Abdullah b. Mübarek Hazretleri, bir sene hacdan sonra rüyasında gökten inen iki melekten birinin diğerine, “Bu sene kaç kişi hacca geldi?” dediğini duydu. Öbür melek, “Altı yüz bin kişi.” dedi. “Peki,
kaç kişinin haccı kabul edildi?” O da, “Bunlardan hiçbirinin haccı kabul edilmedi.” diye cevap verdi. Abdullah b. Mübarek buyurdu ki:

Bunu işitince üzerime büyük bir sıkıntı çöktü. Dedim ki: “Bunca insan, bunca zahmet ve meşakkate katlanıp dünyanın her tarafından hacca geldiler. Çöller aşarak zor şartlarda büyük sıkıntılara katlandı
lar. Bütün bu emekler boşa mı gidecek?”

Bunun üzerine o melek: “Şam’da ayakkabı tamir eden Ali b. Muvaffak adında biri var. O hacca gitmeye niyet etmişti, fakat gidemedi. Ama haccı kabul edildi. Ayrıca altı yüz bin hacıyı ona bağışladılar da,

hepsinin haccı da kabul edildi.” dedi.

Abdullah b. Mübarek şöyle devam ediyor: “Bunu işitince uykudan uyandım ve ‘gidip o zatı ziyaret etmeliyim’ dedim. Arkadaşlarımdan ayrılıp fiam kafilesine katıldım. fiam’a gidince o zatın evini araştırıp

buldum. Kapıyı çaldım. Bir kimse kapıya çıktı. Adını sordum. ‘Ali b. Muvaffak’ dedi. İsmimi sordu. ‘Abdullah b. Mübarek’ deyince feryat edip kendinden geçti. Ayılınca gördüğüm rüyayı kendisine anlattım.

Haccının kabul edildiğini ve kendi haccı ile beraber altı yüz bin kişinin ibadetinin kabul edildiğini de haber vererek, ‘Bana nasıl hayırlı bir amel işlediğini anlat.’ dedim. O da anlattı:

‘Ben ayakkabı tamircisiyim. Otuz seneden beri hacca gitmeyi arzu ederdim. Bu işimden otuz senede üç yüz dirhem gümüş biriktirdim. Bu sene hacca gidecektim. Hanımım hamileydi. Komşu evden yemek kokusu

gelince, gidip onlardan yemek istememi söyledi. Ben de öyle yaptım. Komşum ağlayarak şöyle dedi: ‘Ey Ali b.
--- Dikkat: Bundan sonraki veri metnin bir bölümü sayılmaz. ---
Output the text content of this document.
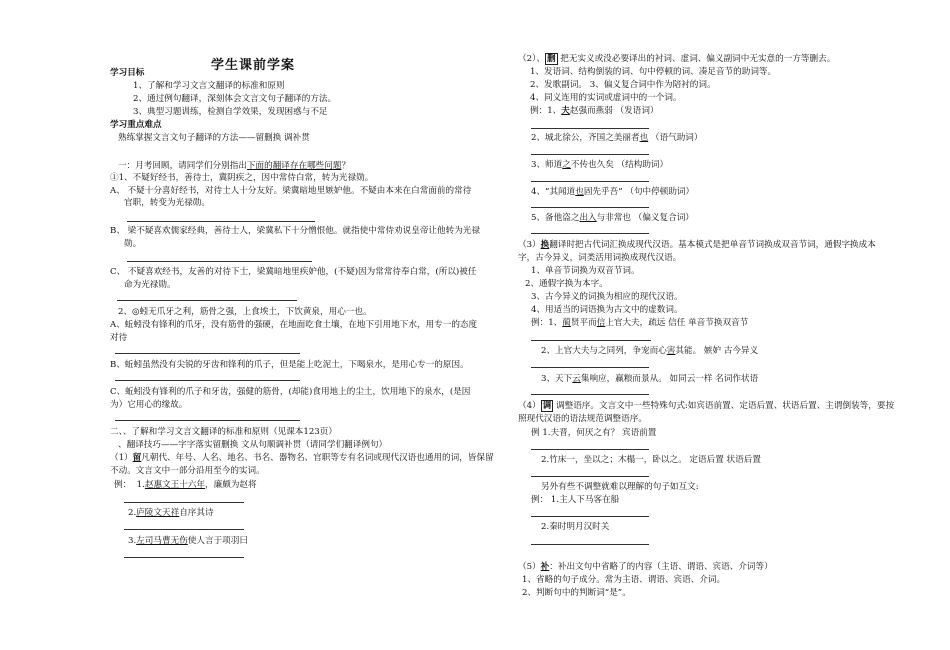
学生课前学案
学习目标
1、了解和学习文言文翻译的标准和原则
2、通过例句翻译，深刻体会文言文句子翻译的方法。
3、典型习题训练，检测自学效果，发现困惑与不足
学习重点难点
熟练掌握文言文句子翻译的方法——留删换 调补贯
一：月考回顾，请同学们分别指出下面的翻译存在哪些问题？
①1、不疑好经书，善待士，冀阴疾之，因中常侍白常，转为光禄勋。
A、 不疑十分喜好经书，对待士人十分友好。梁冀暗地里嫉妒他。不疑由本来在白常面前的常待
官职，转变为光禄勋。
B、 梁不疑喜欢儒家经典，善待士人，梁冀私下十分憎恨他。就指使中常侍劝说皇帝让他转为光禄
勋。
C、 不疑喜欢经书，友善的对待下士，梁冀暗地里疾妒他，(不疑)因为常常待奉白常，(所以)被任
命为光禄勋。
2、◎蚓无爪牙之利，筋骨之强，上食埃土，下饮黄泉，用心一也。
A、蚯蚓没有锋利的爪牙，没有筋骨的强硬，在地面吃食土壤，在地下引用地下水，用专一的态度
对待
B、蚯蚓虽然没有尖锐的牙齿和锋利的爪子，但是能上吃泥土，下喝泉水，是用心专一的原因。
C、蚯蚓没有锋利的爪子和牙齿，强健的筋骨，(却能)食用地上的尘土，饮用地下的泉水，(是因
为）它用心的缘故。
二、、了解和学习文言文翻译的标准和原则（见课本123页）
、翻译技巧——字字落实留删换 文从句顺调补贯（请同学们翻译例句）
（1）留凡朝代、年号、人名、地名、书名、器物名、官职等专有名词或现代汉语也通用的词，皆保留
不动。文言文中一部分沿用至今的实词。
例： 1.赵惠文王十六年，廉颇为赵将
2.庐陵文天祥自序其诗
3.左司马曹无伤使人言于项羽曰
（2）、 删 把无实义或没必要译出的衬词、虚词、偏义副词中无实意的一方等删去。
1、发语词、结构倒装的词、句中停顿的词、凑足音节的助词等。
2、发歌副词。 3、偏义复合词中作为陪衬的词。
4、同义连用的实词或虚词中的一个词。
例：1、夫赵强而燕弱 （发语词）
2、城北徐公，齐国之美丽者也 （语气助词）
3、师道之不传也久矣 （结构助词）
4、“其闻道也固先乎吾” （句中停顿助词）
5、备他盗之出入与非常也 （偏义复合词）
（3）换翻译时把古代词汇换成现代汉语。基本模式是把单音节词换成双音节词，通假字换成本
字，古今异义，词类活用词换成现代汉语。
1、单音节词换为双音节词。
2、通假字换为本字。
3、古今异义的词换为相应的现代汉语。
4、用适当的词语换为古文中的虚数词。
例：1、蔺贤平而信上官大夫，疏远 信任 单音节换双音节
2、上官大夫与之同列，争宠而心害其能。 嫉妒 古今异义
3、天下云集响应，赢粮而景从。 如同云一样 名词作状语
（4） 调 调整语序。文言文中一些特殊句式:如宾语前置、定语后置、状语后置、主谓倒装等，要按
照现代汉语的语法规范调整语序。
例 1.夫晋，何厌之有？ 宾语前置
2.竹床一，坐以之；木榻一，卧以之。 定语后置 状语后置
另外有些不调整就难以理解的句子如互文:
例： 1.主人下马客在船
2.秦时明月汉时关
（5）补：补出文句中省略了的内容（主语、谓语、宾语、介词等）
1、省略的句子成分。常为主语、谓语、宾语、介词。
2、判断句中的判断词“是”。
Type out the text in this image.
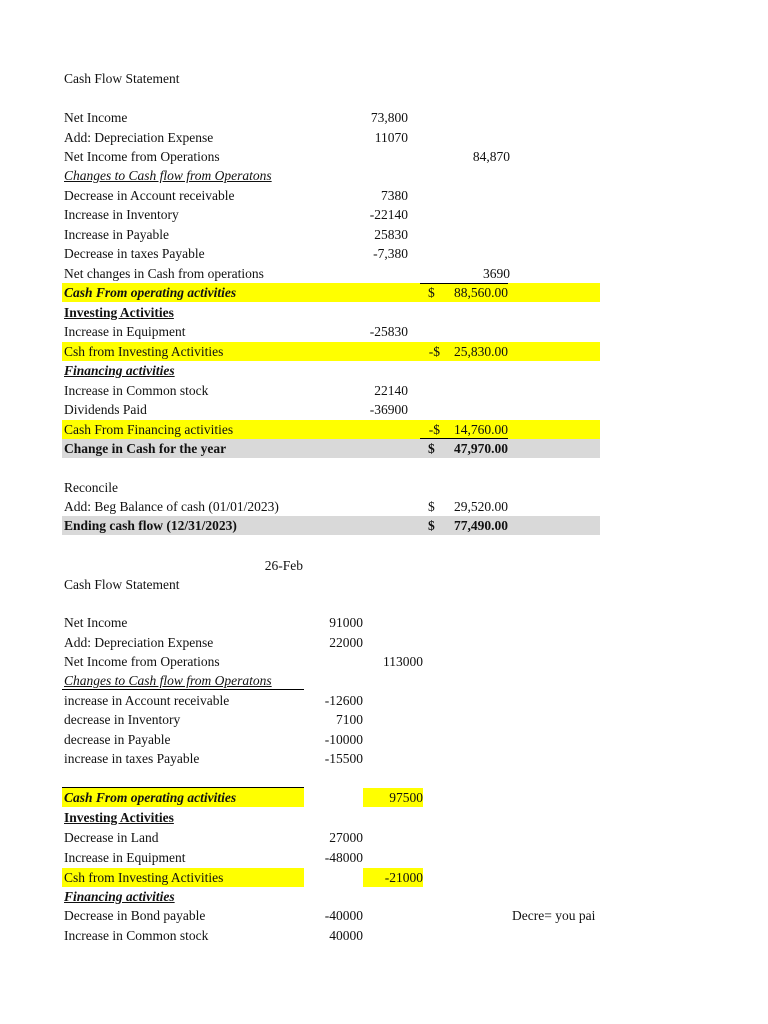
Cash Flow Statement
Net Income	73,800
Add: Depreciation Expense	11070
Net Income from Operations	84,870
Changes to Cash flow from Operatons
Decrease in Account receivable	7380
Increase in Inventory	-22140
Increase in Payable	25830
Decrease in taxes Payable	-7,380
Net changes in Cash from operations	3690
Cash From operating activities	$	88,560.00
Investing Activities
Increase in Equipment	-25830
Csh from Investing Activities	-$	25,830.00
Financing activities
Increase in Common stock	22140
Dividends Paid	-36900
Cash From Financing activities	-$	14,760.00
Change in Cash for the year	$	47,970.00
Reconcile
Add: Beg Balance of cash (01/01/2023)	$	29,520.00
Ending cash flow (12/31/2023)	$	77,490.00
26-Feb
Cash Flow Statement
Net Income	91000
Add: Depreciation Expense	22000
Net Income from Operations	113000
Changes to Cash flow from Operatons
increase in Account receivable	-12600
decrease in Inventory	7100
decrease in Payable	-10000
increase in taxes Payable	-15500
Cash From operating activities	97500
Investing Activities
Decrease in Land	27000
Increase in Equipment	-48000
Csh from Investing Activities	-21000
Financing activities
Decrease in Bond payable	-40000	Decre= you pai
Increase in Common stock	40000
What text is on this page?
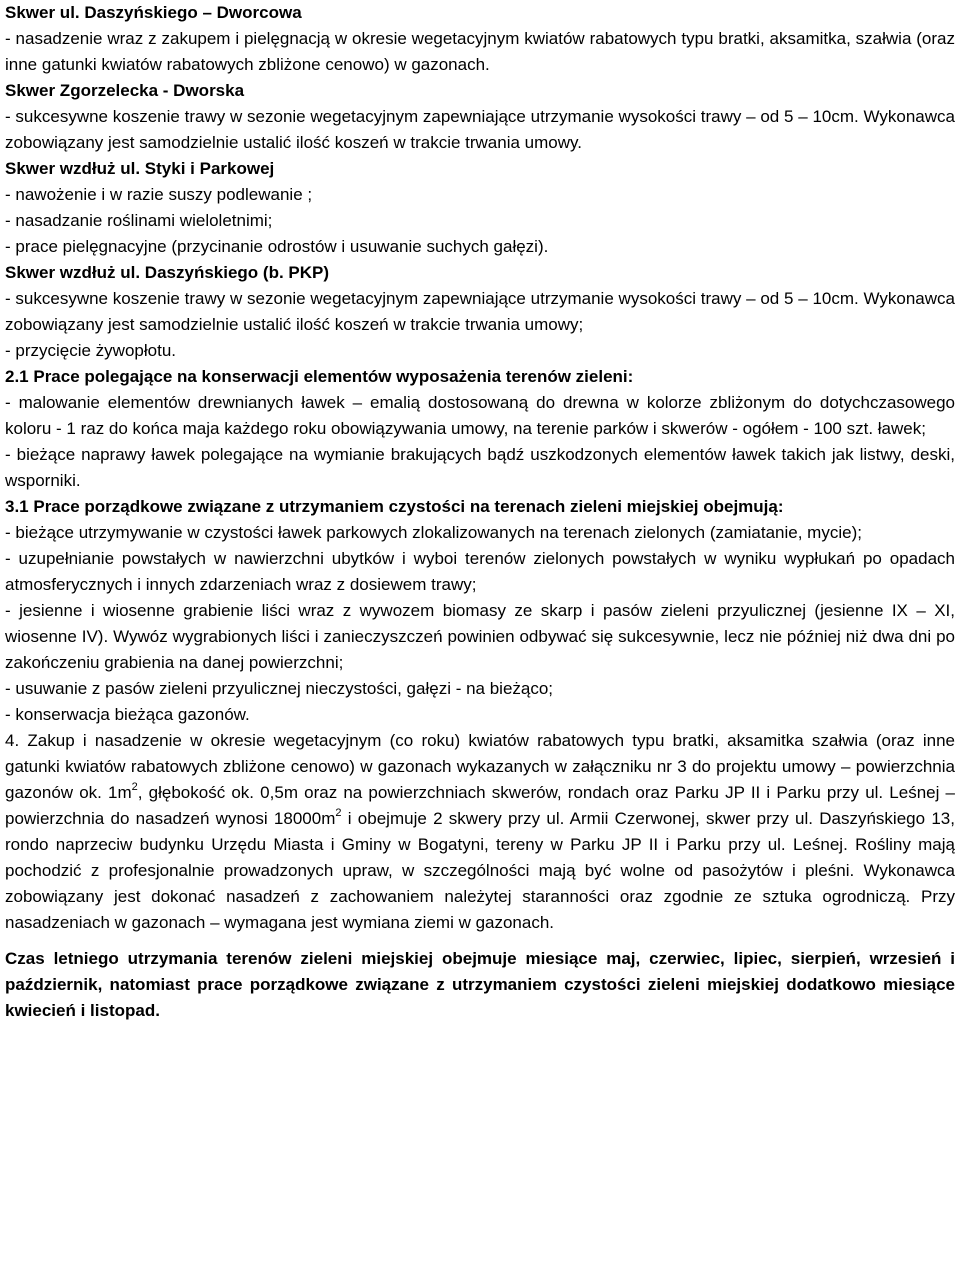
Skwer ul. Daszyńskiego – Dworcowa

- nasadzenie wraz z zakupem i pielęgnacją w okresie wegetacyjnym kwiatów rabatowych typu bratki, aksamitka, szałwia (oraz inne gatunki kwiatów rabatowych zbliżone cenowo) w gazonach.

Skwer Zgorzelecka - Dworska

- sukcesywne koszenie trawy w sezonie wegetacyjnym zapewniające utrzymanie wysokości trawy – od 5 – 10cm. Wykonawca zobowiązany jest samodzielnie ustalić ilość koszeń w trakcie trwania umowy.

Skwer wzdłuż ul. Styki i Parkowej

- nawożenie i w razie suszy podlewanie ;

- nasadzanie roślinami wieloletnimi;

- prace pielęgnacyjne (przycinanie odrostów i usuwanie suchych gałęzi).

Skwer wzdłuż ul. Daszyńskiego (b. PKP)

- sukcesywne koszenie trawy w sezonie wegetacyjnym zapewniające utrzymanie wysokości trawy – od 5 – 10cm. Wykonawca zobowiązany jest samodzielnie ustalić ilość koszeń w trakcie trwania umowy;

- przycięcie żywopłotu.

2.1 Prace polegające na konserwacji elementów wyposażenia terenów zieleni:

- malowanie elementów drewnianych ławek – emalią dostosowaną do drewna w kolorze zbliżonym do dotychczasowego koloru - 1 raz do końca maja każdego roku obowiązywania umowy, na terenie parków i skwerów - ogółem - 100 szt. ławek;

- bieżące naprawy ławek polegające na wymianie brakujących bądź uszkodzonych elementów ławek takich jak listwy, deski, wsporniki.

3.1 Prace porządkowe związane z utrzymaniem czystości na terenach zieleni miejskiej obejmują:

- bieżące utrzymywanie w czystości ławek parkowych zlokalizowanych na terenach zielonych (zamiatanie, mycie);

- uzupełnianie powstałych w nawierzchni ubytków i wyboi terenów zielonych powstałych w wyniku wypłukań po opadach atmosferycznych i innych zdarzeniach wraz z dosiewem trawy;

- jesienne i wiosenne grabienie liści wraz z wywozem biomasy ze skarp i pasów zieleni przyulicznej (jesienne IX – XI, wiosenne IV). Wywóz wygrabionych liści i zanieczyszczeń powinien odbywać się sukcesywnie, lecz nie później niż dwa dni po zakończeniu grabienia na danej powierzchni;

- usuwanie z pasów zieleni przyulicznej nieczystości, gałęzi - na bieżąco;

- konserwacja bieżąca gazonów.

4. Zakup i nasadzenie w okresie wegetacyjnym (co roku) kwiatów rabatowych typu bratki, aksamitka szałwia (oraz inne gatunki kwiatów rabatowych zbliżone cenowo) w gazonach wykazanych w załączniku nr 3 do projektu umowy – powierzchnia gazonów ok. $1m^2$, głębokość ok. 0,5m oraz na powierzchniach skwerów, rondach oraz Parku JP II i Parku przy ul. Leśnej – powierzchnia do nasadzeń wynosi $18000m^2$ i obejmuje 2 skwery przy ul. Armii Czerwonej, skwer przy ul. Daszyńskiego 13, rondo naprzeciw budynku Urzędu Miasta i Gminy w Bogatyni, tereny w Parku JP II i Parku przy ul. Leśnej. Rośliny mają pochodzić z profesjonalnie prowadzonych upraw, w szczególności mają być wolne od pasożytów i pleśni. Wykonawca zobowiązany jest dokonać nasadzeń z zachowaniem należytej staranności oraz zgodnie ze sztuka ogrodniczą. Przy nasadzeniach w gazonach – wymagana jest wymiana ziemi w gazonach.

Czas letniego utrzymania terenów zieleni miejskiej obejmuje miesiące maj, czerwiec, lipiec, sierpień, wrzesień i październik, natomiast prace porządkowe związane z utrzymaniem czystości zieleni miejskiej dodatkowo miesiące kwiecień i listopad.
Muvaffak, bizim bu yemeğimiz size helal olmaz. Çünkü üç gündür çocuklarım bir şey yemediler. Bütün
Şam’da bir iş bulamadım, kimse bana iş vermedi. Ölü bir hayvan gördüm. Zaruret miktarınca ondan bir parça kesip getirdim, çocuklara yemek pişiriyorum. Size helal olmaz.’

Bunu duyunca içime bir acı düştü. Hac için biriktirdiğim gümüşleri getirip verdim ve ‘Bunu çocuklarına nafaka yap, haccımız bu olsun!’ dedim.”

Abdullah b. Mübarek duydukları üzerine; “Allah Tealâ, gerçek rüya gösterdi” buyurdu.